Federal Reserve Board Chair Janet Yellen said she still expects to raise interest rates this year and repeated that the subsequent pace of increases will be gradual.
"I expect that it will be appropriate at some point later this year to take the first step to raise the federal funds rate and thus begin normalizing monetary policy," Yellen said in her first public remarks since the June meeting of the Federal Open Market Committee.
"But I want to emphasize that the course of the economy and inflation remains highly uncertain, and unanticipated developments could delay or accelerate this first step," she said in the text of a speech Friday in Cleveland.
Yellen, 68, is moving the Fed cautiously toward its first interest-rate increase in almost a decade as she weighs conflicting pressures at home and from abroad. While improving economic data in the U.S. may push the Fed to consider tightening as soon as September, risks from Greece and China could prompt a delay.
In her only mention of Greece in her prepared remarks, Yellen said the situation in that country "remains unresolved."
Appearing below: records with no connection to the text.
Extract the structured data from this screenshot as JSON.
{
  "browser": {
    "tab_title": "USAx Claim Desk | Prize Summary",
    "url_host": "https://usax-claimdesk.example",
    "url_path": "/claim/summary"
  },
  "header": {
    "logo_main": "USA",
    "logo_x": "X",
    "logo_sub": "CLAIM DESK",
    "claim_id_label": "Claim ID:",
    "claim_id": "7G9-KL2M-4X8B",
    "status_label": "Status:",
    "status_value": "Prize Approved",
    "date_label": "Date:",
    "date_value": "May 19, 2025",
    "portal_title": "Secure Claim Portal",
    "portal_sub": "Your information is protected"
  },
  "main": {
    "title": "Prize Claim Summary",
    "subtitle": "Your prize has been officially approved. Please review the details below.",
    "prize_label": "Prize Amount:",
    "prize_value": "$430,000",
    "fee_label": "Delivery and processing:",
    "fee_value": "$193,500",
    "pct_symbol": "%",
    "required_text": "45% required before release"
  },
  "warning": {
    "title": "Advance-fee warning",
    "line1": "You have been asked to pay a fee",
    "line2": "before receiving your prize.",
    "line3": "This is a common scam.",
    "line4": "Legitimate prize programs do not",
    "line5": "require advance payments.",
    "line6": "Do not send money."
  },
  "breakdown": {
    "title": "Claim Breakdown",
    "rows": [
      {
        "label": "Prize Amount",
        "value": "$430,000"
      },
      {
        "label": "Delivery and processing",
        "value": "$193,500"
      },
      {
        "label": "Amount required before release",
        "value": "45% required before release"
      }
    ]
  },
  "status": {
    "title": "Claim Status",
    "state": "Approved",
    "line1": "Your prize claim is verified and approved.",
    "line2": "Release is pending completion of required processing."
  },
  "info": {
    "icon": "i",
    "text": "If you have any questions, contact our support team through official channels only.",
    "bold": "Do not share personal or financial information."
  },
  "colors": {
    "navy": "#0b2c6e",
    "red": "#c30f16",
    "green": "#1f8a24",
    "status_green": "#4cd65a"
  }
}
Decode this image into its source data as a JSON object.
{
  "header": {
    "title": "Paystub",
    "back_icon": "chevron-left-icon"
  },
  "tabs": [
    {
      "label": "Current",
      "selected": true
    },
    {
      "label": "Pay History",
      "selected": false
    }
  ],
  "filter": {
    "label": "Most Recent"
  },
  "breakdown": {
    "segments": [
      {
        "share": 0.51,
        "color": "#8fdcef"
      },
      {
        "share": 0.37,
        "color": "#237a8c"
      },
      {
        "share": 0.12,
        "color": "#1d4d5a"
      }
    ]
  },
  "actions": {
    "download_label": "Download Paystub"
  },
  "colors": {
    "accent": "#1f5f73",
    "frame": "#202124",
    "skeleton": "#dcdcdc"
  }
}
Fed policy makers in June forecast two quarter-point rate increases this year. The pace of tightening next year will be more gradual than they expected in March, the latest forecasts show. Since the June meeting, the labor market has shown further gains, along with housing and manufacturing, adding to evidence the economy is overcoming a first-quarter slump.
Fed Forecasts
Yellen said her outlook for the economy and inflation is "broadly consistent with the central tendency of the projections submitted by FOMC participants at the time of our June meeting."
The Fed chair devoted a large section of her speech to explaining how labor markets still haven't met her criteria for full employment. The unemployment rate stood at 5.3 percent in June.
"A significant number of individuals still are not seeking work because they perceive a lack of good job opportunities," she said. "While the labor market has improved, it still has not fully recovered."
Yellen said the share of workers in part-time jobs who would prefer full-time work "remains higher that it would be in a full-employment economy."
She said there have been "some tentative hints" of a pick-up in wages that "may indicate that the objective of full employment is coming closer into view."